Quand censurer est jouer à la roulette russe
L'injonction à Rumble, plate-forme de vidéos en ligne accusée de relayer la parole russe, est un nouvel épisode du naufrage vers le totalitarisme. Dans un silence médiatique quasi-total.
En matière de liberté d’expression, certains déploient un zèle qui défie l’entendement. Sûrement enivré des vapeurs censoriales ambiantes, porté par l’air du temps entre deux tours de garrot à RT France, Sputnik, Odysee ou l’injonction à Rumble, Facebook, qui ne peut plus compter sur Twitter pour l’accompagner dans la servilité gouvernementale sans borne (sans jeu de mots), se sent pousser des ciseaux au bout des doigts.

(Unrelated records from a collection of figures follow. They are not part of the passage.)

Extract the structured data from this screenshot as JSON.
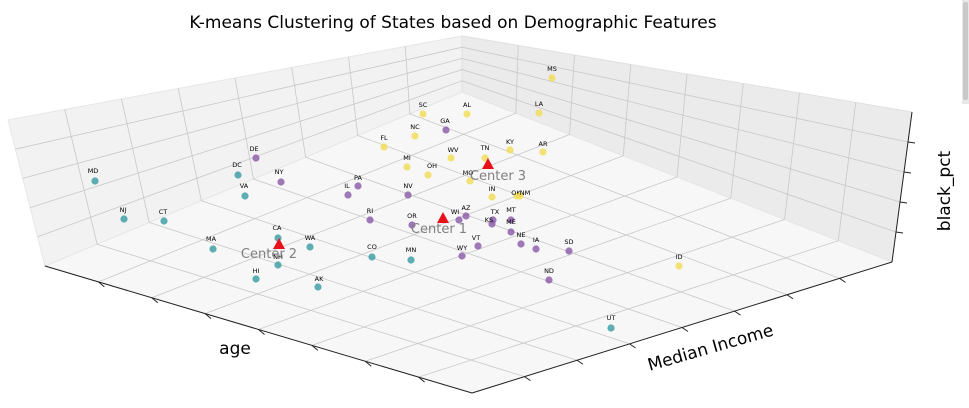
{
  "chart_data": {
    "type": "scatter",
    "title": "K-means Clustering of States based on Demographic Features",
    "xlabel": "age",
    "ylabel": "Median Income",
    "zlabel": "black_pct",
    "grid": true,
    "cluster_colors": [
      "#3b9ea3",
      "#8b5ca8",
      "#f2dc55"
    ],
    "center_color": "#e8111b",
    "centers": [
      {
        "label": "Center 1"
      },
      {
        "label": "Center 2"
      },
      {
        "label": "Center 3"
      }
    ],
    "states": [
      {
        "label": "MD",
        "cluster": 0
      },
      {
        "label": "NJ",
        "cluster": 0
      },
      {
        "label": "CT",
        "cluster": 0
      },
      {
        "label": "DC",
        "cluster": 0
      },
      {
        "label": "VA",
        "cluster": 0
      },
      {
        "label": "MA",
        "cluster": 0
      },
      {
        "label": "CA",
        "cluster": 0
      },
      {
        "label": "WA",
        "cluster": 0
      },
      {
        "label": "NH",
        "cluster": 0
      },
      {
        "label": "HI",
        "cluster": 0
      },
      {
        "label": "AK",
        "cluster": 0
      },
      {
        "label": "CO",
        "cluster": 0
      },
      {
        "label": "MN",
        "cluster": 0
      },
      {
        "label": "UT",
        "cluster": 0
      },
      {
        "label": "DE",
        "cluster": 1
      },
      {
        "label": "NY",
        "cluster": 1
      },
      {
        "label": "GA",
        "cluster": 1
      },
      {
        "label": "PA",
        "cluster": 1
      },
      {
        "label": "IL",
        "cluster": 1
      },
      {
        "label": "NV",
        "cluster": 1
      },
      {
        "label": "RI",
        "cluster": 1
      },
      {
        "label": "OR",
        "cluster": 1
      },
      {
        "label": "AZ",
        "cluster": 1
      },
      {
        "label": "WI",
        "cluster": 1
      },
      {
        "label": "TX",
        "cluster": 1
      },
      {
        "label": "KS",
        "cluster": 1
      },
      {
        "label": "MT",
        "cluster": 1
      },
      {
        "label": "ME",
        "cluster": 1
      },
      {
        "label": "VT",
        "cluster": 1
      },
      {
        "label": "NE",
        "cluster": 1
      },
      {
        "label": "IA",
        "cluster": 1
      },
      {
        "label": "WY",
        "cluster": 1
      },
      {
        "label": "SD",
        "cluster": 1
      },
      {
        "label": "ND",
        "cluster": 1
      },
      {
        "label": "MS",
        "cluster": 2
      },
      {
        "label": "LA",
        "cluster": 2
      },
      {
        "label": "AL",
        "cluster": 2
      },
      {
        "label": "SC",
        "cluster": 2
      },
      {
        "label": "NC",
        "cluster": 2
      },
      {
        "label": "AR",
        "cluster": 2
      },
      {
        "label": "FL",
        "cluster": 2
      },
      {
        "label": "TN",
        "cluster": 2
      },
      {
        "label": "WV",
        "cluster": 2
      },
      {
        "label": "MI",
        "cluster": 2
      },
      {
        "label": "OH",
        "cluster": 2
      },
      {
        "label": "KY",
        "cluster": 2
      },
      {
        "label": "MO",
        "cluster": 2
      },
      {
        "label": "IN",
        "cluster": 2
      },
      {
        "label": "OK",
        "cluster": 2
      },
      {
        "label": "NM",
        "cluster": 2
      },
      {
        "label": "ID",
        "cluster": 2
      }
    ]
  }
}
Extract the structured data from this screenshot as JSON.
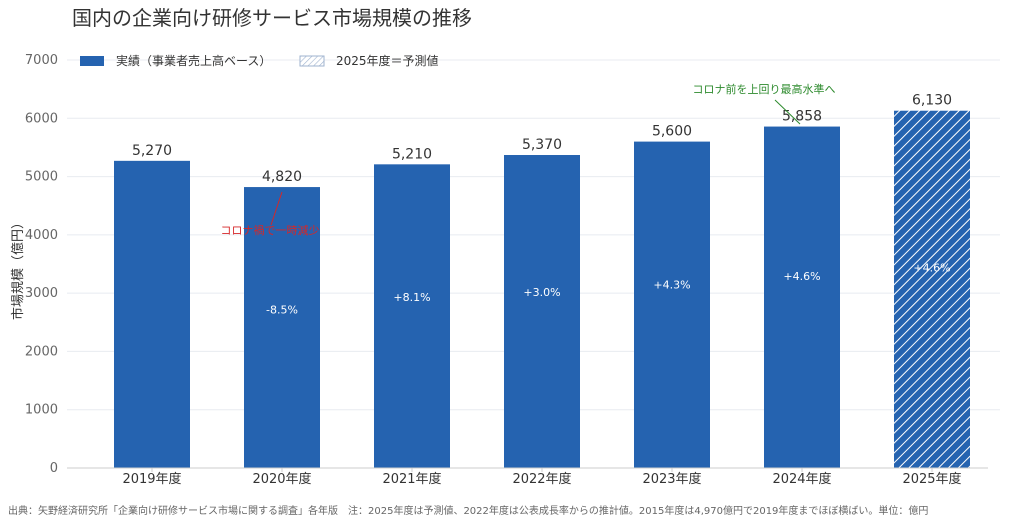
{
  "title": "国内の企業向け研修サービス市場規模の推移",
  "footnote": "出典：矢野経済研究所「企業向け研修サービス市場に関する調査」各年版　注：2025年度は予測値、2022年度は公表成長率からの推計値。2015年度は4,970億円で2019年度までほぼ横ばい。単位：億円",
  "colors": {
    "bar": "#2563b0",
    "grid": "#e8ebf0",
    "annot_red": "#d62728",
    "annot_green": "#2e8b2e"
  },
  "chart_data": {
    "type": "bar",
    "title": "国内の企業向け研修サービス市場規模の推移",
    "xlabel": "",
    "ylabel": "市場規模（億円）",
    "ylim": [
      0,
      7000
    ],
    "yticks": [
      "0",
      "1000",
      "2000",
      "3000",
      "4000",
      "5000",
      "6000",
      "7000"
    ],
    "grid": true,
    "legend_position": "top-left",
    "categories": [
      "2019年度",
      "2020年度",
      "2021年度",
      "2022年度",
      "2023年度",
      "2024年度",
      "2025年度"
    ],
    "values": [
      5270,
      4820,
      5210,
      5370,
      5600,
      5858,
      6130
    ],
    "value_labels": [
      "5,270",
      "4,820",
      "5,210",
      "5,370",
      "5,600",
      "5,858",
      "6,130"
    ],
    "growth_labels": [
      "",
      "-8.5%",
      "+8.1%",
      "+3.0%",
      "+4.3%",
      "+4.6%",
      "+4.6%"
    ],
    "forecast": [
      false,
      false,
      false,
      false,
      false,
      false,
      true
    ],
    "legend": [
      {
        "label": "実績（事業者売上高ベース）",
        "style": "solid"
      },
      {
        "label": "2025年度＝予測値",
        "style": "hatched"
      }
    ],
    "annotations": [
      {
        "text": "コロナ禍で一時減少",
        "category": "2020年度",
        "color": "red"
      },
      {
        "text": "コロナ前を上回り最高水準へ",
        "category": "2024年度",
        "color": "green"
      }
    ]
  }
}
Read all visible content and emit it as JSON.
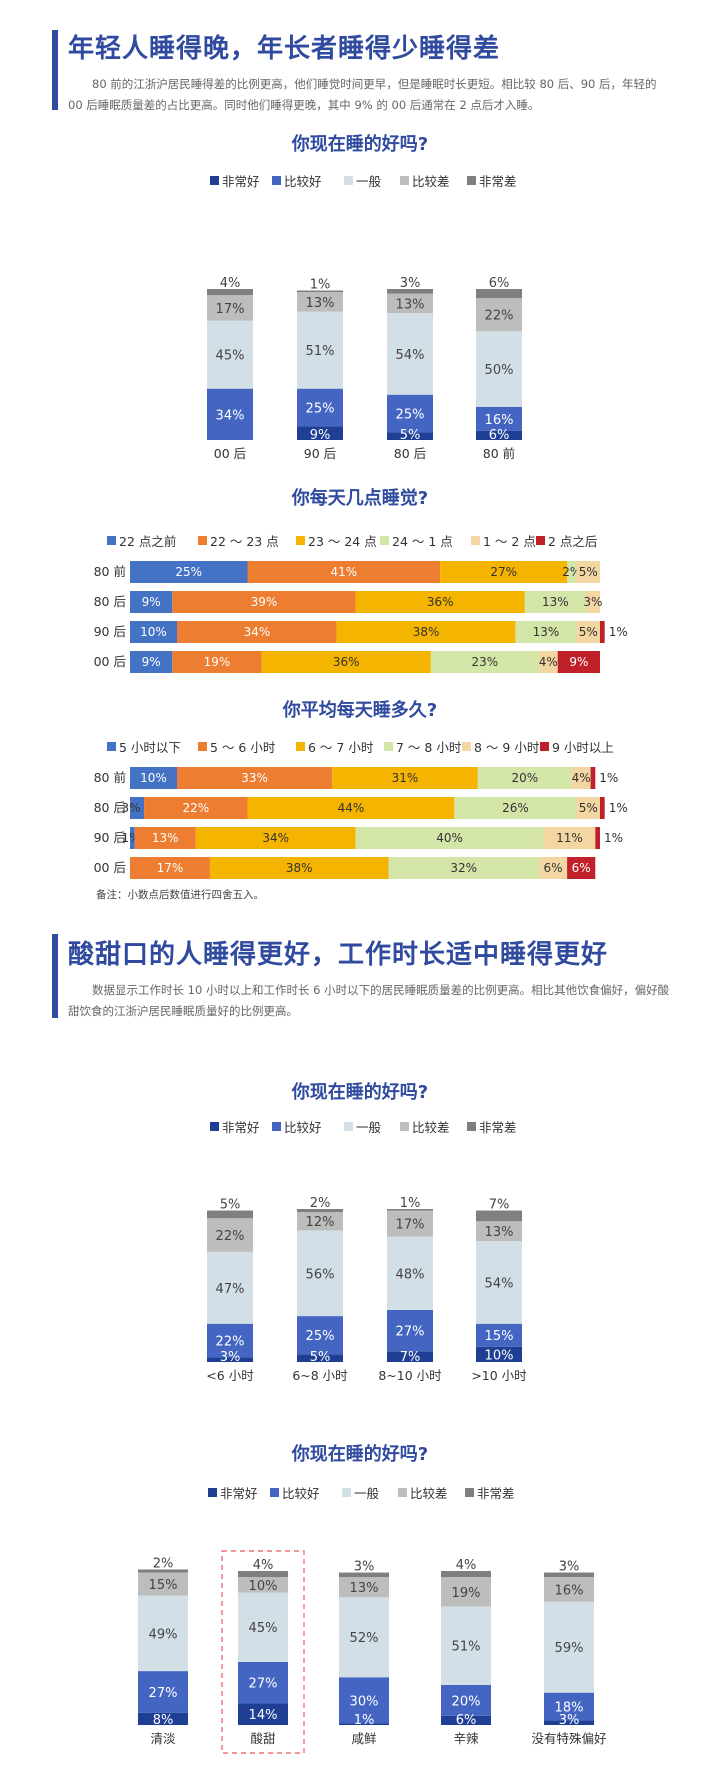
{
  "section1": {
    "title": "年轻人睡得晚，年长者睡得少睡得差",
    "desc": "80 前的江浙沪居民睡得差的比例更高，他们睡觉时间更早，但是睡眠时长更短。相比较 80 后、90 后，年轻的 00 后睡眠质量差的占比更高。同时他们睡得更晚，其中 9% 的 00 后通常在 2 点后才入睡。"
  },
  "section2": {
    "title": "酸甜口的人睡得更好，工作时长适中睡得更好",
    "desc": "数据显示工作时长 10 小时以上和工作时长 6 小时以下的居民睡眠质量差的比例更高。相比其他饮食偏好，偏好酸甜饮食的江浙沪居民睡眠质量好的比例更高。"
  },
  "note": "备注：小数点后数值进行四舍五入。",
  "colors": {
    "quality": [
      "#1f3f95",
      "#4466c2",
      "#d3dfe6",
      "#bdbdbd",
      "#7f7f7f"
    ],
    "six": [
      "#4472c4",
      "#ed7d31",
      "#f4b400",
      "#d4e5a8",
      "#f4d6a3",
      "#c0202a"
    ],
    "title": "#2f4a9e",
    "highlight": "#e85a5a"
  },
  "chart_data": [
    {
      "id": "c1",
      "type": "bar",
      "orientation": "vertical",
      "stacked": true,
      "title": "你现在睡的好吗?",
      "legend": [
        "非常好",
        "比较好",
        "一般",
        "比较差",
        "非常差"
      ],
      "categories": [
        "00 后",
        "90 后",
        "80 后",
        "80 前"
      ],
      "series": [
        {
          "name": "非常好",
          "values": [
            0,
            9,
            5,
            6
          ],
          "labels": [
            "",
            "9%",
            "5%",
            "6%"
          ]
        },
        {
          "name": "比较好",
          "values": [
            34,
            25,
            25,
            16
          ],
          "labels": [
            "34%",
            "25%",
            "25%",
            "16%"
          ]
        },
        {
          "name": "一般",
          "values": [
            45,
            51,
            54,
            50
          ],
          "labels": [
            "45%",
            "51%",
            "54%",
            "50%"
          ]
        },
        {
          "name": "比较差",
          "values": [
            17,
            13,
            13,
            22
          ],
          "labels": [
            "17%",
            "13%",
            "13%",
            "22%"
          ]
        },
        {
          "name": "非常差",
          "values": [
            4,
            1,
            3,
            6
          ],
          "labels": [
            "4%",
            "1%",
            "3%",
            "6%"
          ]
        }
      ]
    },
    {
      "id": "c2",
      "type": "bar",
      "orientation": "horizontal",
      "stacked": true,
      "title": "你每天几点睡觉?",
      "legend": [
        "22 点之前",
        "22 ～ 23 点",
        "23 ～ 24 点",
        "24 ～ 1 点",
        "1 ～ 2 点",
        "2 点之后"
      ],
      "categories": [
        "80 前",
        "80 后",
        "90 后",
        "00 后"
      ],
      "series": [
        {
          "name": "22 点之前",
          "values": [
            25,
            9,
            10,
            9
          ],
          "labels": [
            "25%",
            "9%",
            "10%",
            "9%"
          ]
        },
        {
          "name": "22 ～ 23 点",
          "values": [
            41,
            39,
            34,
            19
          ],
          "labels": [
            "41%",
            "39%",
            "34%",
            "19%"
          ]
        },
        {
          "name": "23 ～ 24 点",
          "values": [
            27,
            36,
            38,
            36
          ],
          "labels": [
            "27%",
            "36%",
            "38%",
            "36%"
          ]
        },
        {
          "name": "24 ～ 1 点",
          "values": [
            2,
            13,
            13,
            23
          ],
          "labels": [
            "2%",
            "13%",
            "13%",
            "23%"
          ]
        },
        {
          "name": "1 ～ 2 点",
          "values": [
            5,
            3,
            5,
            4
          ],
          "labels": [
            "5%",
            "3%",
            "5%",
            "4%"
          ]
        },
        {
          "name": "2 点之后",
          "values": [
            0,
            0,
            1,
            9
          ],
          "labels": [
            "",
            "",
            "1%",
            "9%"
          ]
        }
      ]
    },
    {
      "id": "c3",
      "type": "bar",
      "orientation": "horizontal",
      "stacked": true,
      "title": "你平均每天睡多久?",
      "legend": [
        "5 小时以下",
        "5 ～ 6 小时",
        "6 ～ 7 小时",
        "7 ～ 8 小时",
        "8 ～ 9 小时",
        "9 小时以上"
      ],
      "categories": [
        "80 前",
        "80 后",
        "90 后",
        "00 后"
      ],
      "series": [
        {
          "name": "5 小时以下",
          "values": [
            10,
            3,
            1,
            0
          ],
          "labels": [
            "10%",
            "3%",
            "1%",
            ""
          ]
        },
        {
          "name": "5 ～ 6 小时",
          "values": [
            33,
            22,
            13,
            17
          ],
          "labels": [
            "33%",
            "22%",
            "13%",
            "17%"
          ]
        },
        {
          "name": "6 ～ 7 小时",
          "values": [
            31,
            44,
            34,
            38
          ],
          "labels": [
            "31%",
            "44%",
            "34%",
            "38%"
          ]
        },
        {
          "name": "7 ～ 8 小时",
          "values": [
            20,
            26,
            40,
            32
          ],
          "labels": [
            "20%",
            "26%",
            "40%",
            "32%"
          ]
        },
        {
          "name": "8 ～ 9 小时",
          "values": [
            4,
            5,
            11,
            6
          ],
          "labels": [
            "4%",
            "5%",
            "11%",
            "6%"
          ]
        },
        {
          "name": "9 小时以上",
          "values": [
            1,
            1,
            1,
            6
          ],
          "labels": [
            "1%",
            "1%",
            "1%",
            "6%"
          ]
        }
      ]
    },
    {
      "id": "c4",
      "type": "bar",
      "orientation": "vertical",
      "stacked": true,
      "title": "你现在睡的好吗?",
      "legend": [
        "非常好",
        "比较好",
        "一般",
        "比较差",
        "非常差"
      ],
      "categories": [
        "<6 小时",
        "6~8 小时",
        "8~10 小时",
        ">10 小时"
      ],
      "series": [
        {
          "name": "非常好",
          "values": [
            3,
            5,
            7,
            10
          ],
          "labels": [
            "3%",
            "5%",
            "7%",
            "10%"
          ]
        },
        {
          "name": "比较好",
          "values": [
            22,
            25,
            27,
            15
          ],
          "labels": [
            "22%",
            "25%",
            "27%",
            "15%"
          ]
        },
        {
          "name": "一般",
          "values": [
            47,
            56,
            48,
            54
          ],
          "labels": [
            "47%",
            "56%",
            "48%",
            "54%"
          ]
        },
        {
          "name": "比较差",
          "values": [
            22,
            12,
            17,
            13
          ],
          "labels": [
            "22%",
            "12%",
            "17%",
            "13%"
          ]
        },
        {
          "name": "非常差",
          "values": [
            5,
            2,
            1,
            7
          ],
          "labels": [
            "5%",
            "2%",
            "1%",
            "7%"
          ]
        }
      ]
    },
    {
      "id": "c5",
      "type": "bar",
      "orientation": "vertical",
      "stacked": true,
      "title": "你现在睡的好吗?",
      "legend": [
        "非常好",
        "比较好",
        "一般",
        "比较差",
        "非常差"
      ],
      "categories": [
        "清淡",
        "酸甜",
        "咸鲜",
        "辛辣",
        "没有特殊偏好"
      ],
      "highlight": "酸甜",
      "series": [
        {
          "name": "非常好",
          "values": [
            8,
            14,
            1,
            6,
            3
          ],
          "labels": [
            "8%",
            "14%",
            "1%",
            "6%",
            "3%"
          ]
        },
        {
          "name": "比较好",
          "values": [
            27,
            27,
            30,
            20,
            18
          ],
          "labels": [
            "27%",
            "27%",
            "30%",
            "20%",
            "18%"
          ]
        },
        {
          "name": "一般",
          "values": [
            49,
            45,
            52,
            51,
            59
          ],
          "labels": [
            "49%",
            "45%",
            "52%",
            "51%",
            "59%"
          ]
        },
        {
          "name": "比较差",
          "values": [
            15,
            10,
            13,
            19,
            16
          ],
          "labels": [
            "15%",
            "10%",
            "13%",
            "19%",
            "16%"
          ]
        },
        {
          "name": "非常差",
          "values": [
            2,
            4,
            3,
            4,
            3
          ],
          "labels": [
            "2%",
            "4%",
            "3%",
            "4%",
            "3%"
          ]
        }
      ]
    }
  ]
}
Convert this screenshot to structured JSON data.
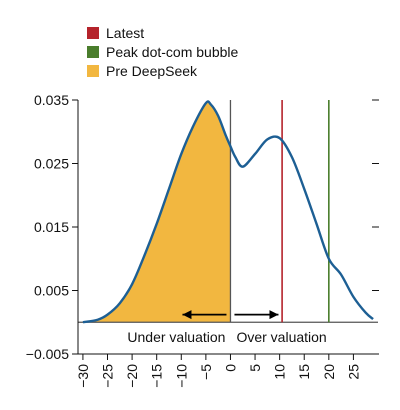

Le 22 avril 2019 - oui, il y a plus de trois ans - le Groupe d’analyse métropolitain, par la plume de son porte-parole Pascal Clérotte, aujourd’hui auteur à L’Eclaireur, a eu le toupet de poster sur sa page FB l’article de Ouest-France illustré d’un portrait d’Emmanuel Macron et intitulé “ Sondage : la satisfaction des Français envers l’action”. Avec ce commentaire : “ quels ingrats ces Français ! On a un génie et ils sont pas contents”. Il y a trois jours, la sanction est tombée…
Bon, on passera vite sur la célérité de Facebook, sur sa capacité à déceler et apprécier l’ironie du propos pour se pencher sur sa réponse, qui pose le crime de lèse-majesté…
Car la publication, ou son commentaire - on ne sait pas trop - irait à l’encontre des standards sur les discours haineux (sic) et, tenez-vous bien, …. l’infériorité (re-sic). On serait Emmanuel Macron – salué pour son habilité toute en finesse à se grandir sans emprunter les talonnettes de Sarkozy – on embastillerait vite fait l’isolent commentateur.
Rumble, c’est cette plate-forme canadienne de vidéos en ligne qui n’interdit pas la controverse. Sur laquelle Russel Brand, l’humoriste anglais, et Glenn Greenwald, le journaliste américain auquel s’était adressé Edward Snowden, animent des podcasts exclusifs. Forcément éminemment suspect, à ranger dans la mouvance de l’ultra-droite complotiste à tendance sectaire. Donc, dans une logique toute jupitérienne qui ne s’embarrasse pas plus de principes fondamentaux que de liberté d’expression, après que l’UE ait interdit RT France et Sputnik de diffusion et voyant que la censure est inopérante, l’exécutif s’en prend à Rumble.
Après Odysee, mise au pas, et dans le droit fil de la sortie du commissaire européen Thierry Breton lors du rachat de Twitter par Elon Musk (“In Europe, the bird will fly with our rules”, mémorable de prétentieuse bêtise), le gouvernement français a sommé l’entreprise dirigée par Chris Pavlovski de supprimer toute source d’information russe afin de se conformer au règlement européen.
On allait voir ce qu’on allait voir. C’est à dire rien du tout. La charge a eu autant d’effet que celle de Bruno Le Maire sur l’économie russe. Rumble a poliment prié les autorités françaises d’aller censurer ailleurs. Et a choisi de tirer un trait sur la France, qui représente moins de 1 % de ses utilisateurs. Les moyens d’accéder à Rumble (via Tor ou le navigateur Brave, par exemple) se sont vite propagés sur les réseaux sociaux, faisant au passage la publicité de la plateforme. On applaudit l’effet Streisand.